As the provision of legal services becomes increasingly global and dependence on digital technology increases, the potential for disruption is rising exponentially. Risks are becoming more complex and more connected.
Threats, such as terrorism, political violence, kidnap and ransom, and cyber risks can cause serious operational disruption, financial loss or adverse publicity that can impact a firm and its profits. That is why it is important to understand crises and the steps firms need to take in order to manage them.
The British Standards Institution (BSI) defines crisis as an “abnormal and unstable situation that threatens the organisation’s strategic objectives, reputation or viability” and crisis management as “development and application of the organizational capability to deal with crisis”. While your firm may have an incident response plan, incidents are usually something which can be predicted in advance and can be resolved quickly before long-term or permanent impacts occur. Crises, on the other hand, are unique or unforeseen events and can have dire consequences. Failure to respond to a crisis in the correct manner could potentially cripple an organisation and, as this is not something which is part of day-to-day management, companies will need to allocate the time and resource to introduce a crisis management plan.
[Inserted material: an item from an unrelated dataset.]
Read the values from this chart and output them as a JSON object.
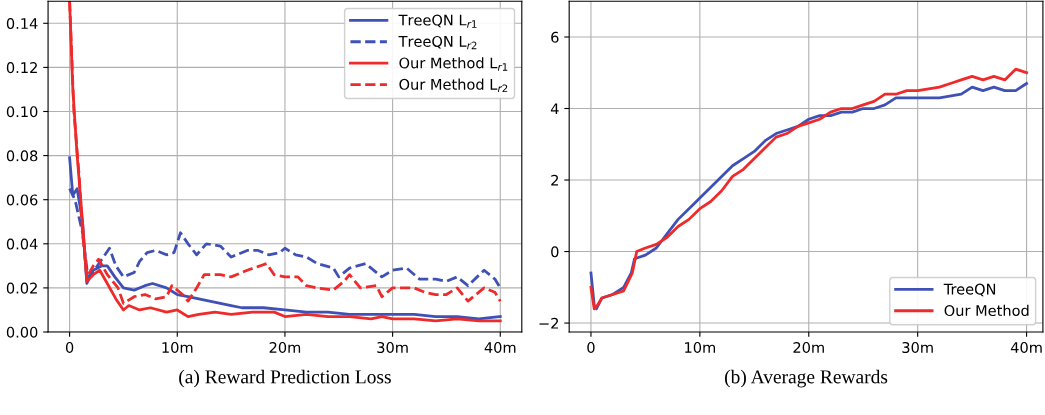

Research undertaken in 2017 by Gallagher, in conjunction with YouGov, shows that UK companies are keenly aware of the need to build a culture of crisis resilience against the main threats their organisations face, but managing and responding to security threats like cyber extortion, terrorism and emergency repatriation is easier said than done. These incidents are low frequency but high impact – increasingly causing damage to brand and reputation, as well as financial loss and personal injury or loss of life.
The key to a successful crisis management plan is to start as early as possible and have a clear strategic direction including clear communication, effective leadership and a detailed record of all decisions taken. Companies need to shift their mind-set and take a comprehensive approach to building effective resilience aligned to four key pillars of activity: ‘Anticipate, Prevent, Respond, Recover’.